Here, we see that the social structure of housing policy is perhaps the most influential protagonist in the film, and this was not lost on the audience. The film’s broadcast was met with a public outcry, the formation of the homeless charity, Crisis, and the changing of rules so that homeless fathers could stay with their wives and children in hostels.  

Yet, Loach’s campaigning didn’t stop there. Exactly 50 years after the broadcast of Cathy Come Home, Loach released I, Daniel Blake, an eerily similar film that also dealt with the structural causes of poverty.  

This time, loach took aim at the Department for Work and Pensions and its cruel record of depriving disabled individuals their much-needed living costs. Instead of blaming the individual as so many have, the film shined a light on the failures of an uncaring welfare state. It showed how the insidious idea of the “un-deserving poor” was used to inflict more misery on those who had fallen on hard times through no fault of their own. Again, the most influential protagonist in this film was not Daniel Blake, but the system that failed him.  

Commitment to Realism 

Whenever a film like I, Daniel Blake is used in a political context you’ll often hear arguments pointing to how it is a merely a work of fiction. Which is fair enough. However, these stories are not created in a vacuum. Each film is heavily researched to the point that it is effectively an ethnographic study. 

Therefore, it is no surprise that these stories often mirror reality. In my analysis of I, Daniel Blake, I recounted the tragic, real-life story of Stephen Smith, an individual who had come up against the same issues highlighted in the film and sadly died as a result.  

Yet it’s not only Ken Loach’s stories that are grounded in reality, his whole approach as a director brings honesty and respect to incredibly difficult subjects. Instead of forcing his own style and perspective on his subject matter, he prefers to use only the most appropriate way of telling his stories.  

This commitment to authenticity flows through to every facet of his films. For example, they are almost exclusively shot on location. Riff Raff, a film that documents the irony of a homeless construction worker, was filmed on a real building site instead of an artificial set. 

Authenticity is also central to the process of choosing actors and actresses. Whilst it might seem that Loach’s rejection of well-known celebrity names means that he sets a low bar, the reality is quite the opposite. At the same time, Loach achieves realistic and genuine acting by filming chronologically and encouraging improvisation. 

This commitment to realism means that his films must be taken seriously. They cannot be dismissed as purely fictional because the stories are based off real-life accounts.
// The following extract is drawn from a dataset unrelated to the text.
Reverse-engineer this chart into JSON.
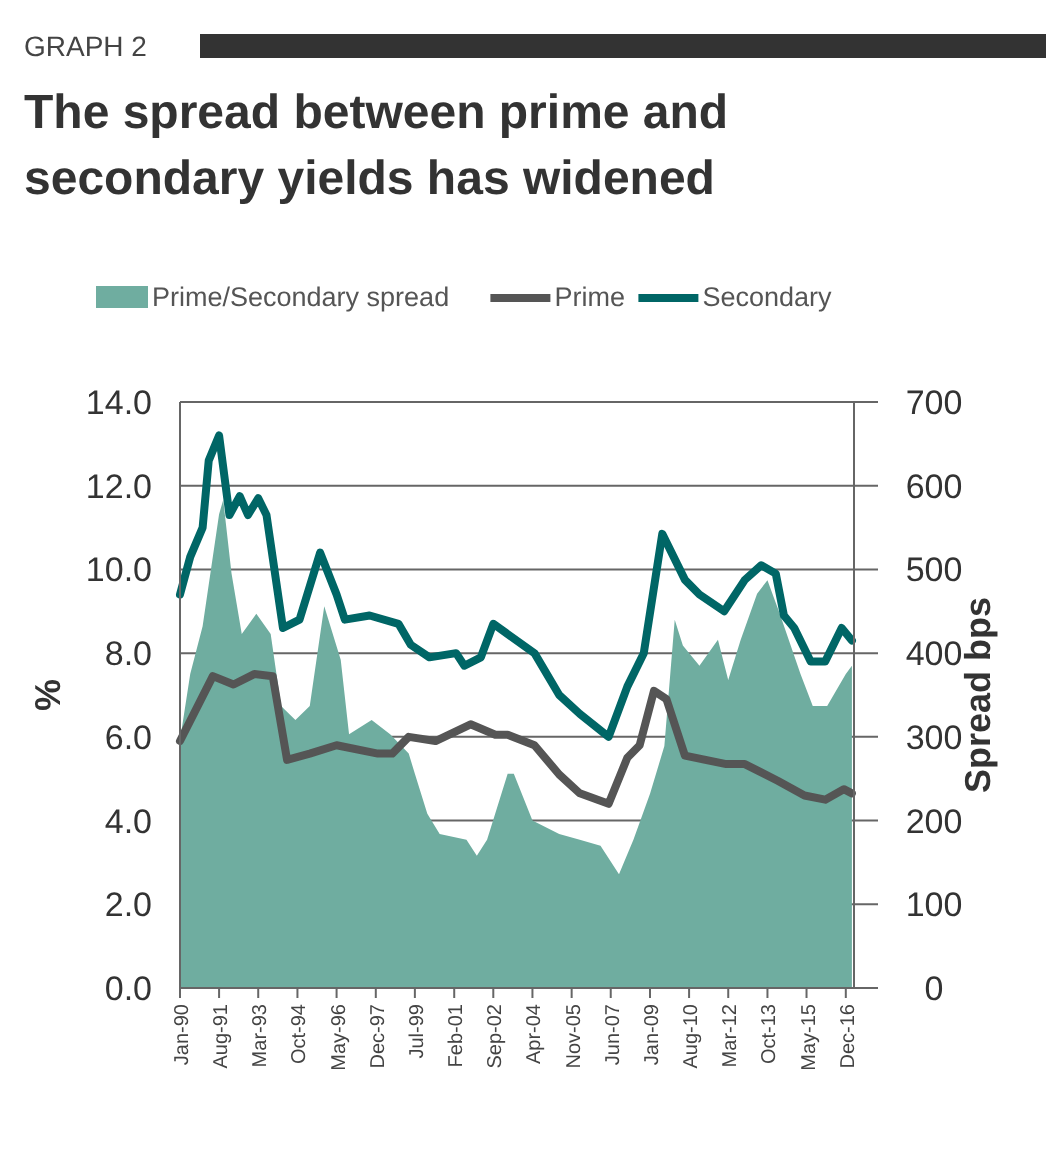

Equally, Loach’s understated style and commitment to authentic acting ensures that each depiction fairly reflects its source material.  

Of-course some may argue that keeping things realistic doesn’t make for good cinema, but this is where many, including Loach would disagree. Realistic movies allow the audience to see themselves on screen.  

Ken Loach is a director in a league of his own. For more than half a century, he has carried the torch for social realism; a genre that has produced some of the most powerful and important cinema of our times.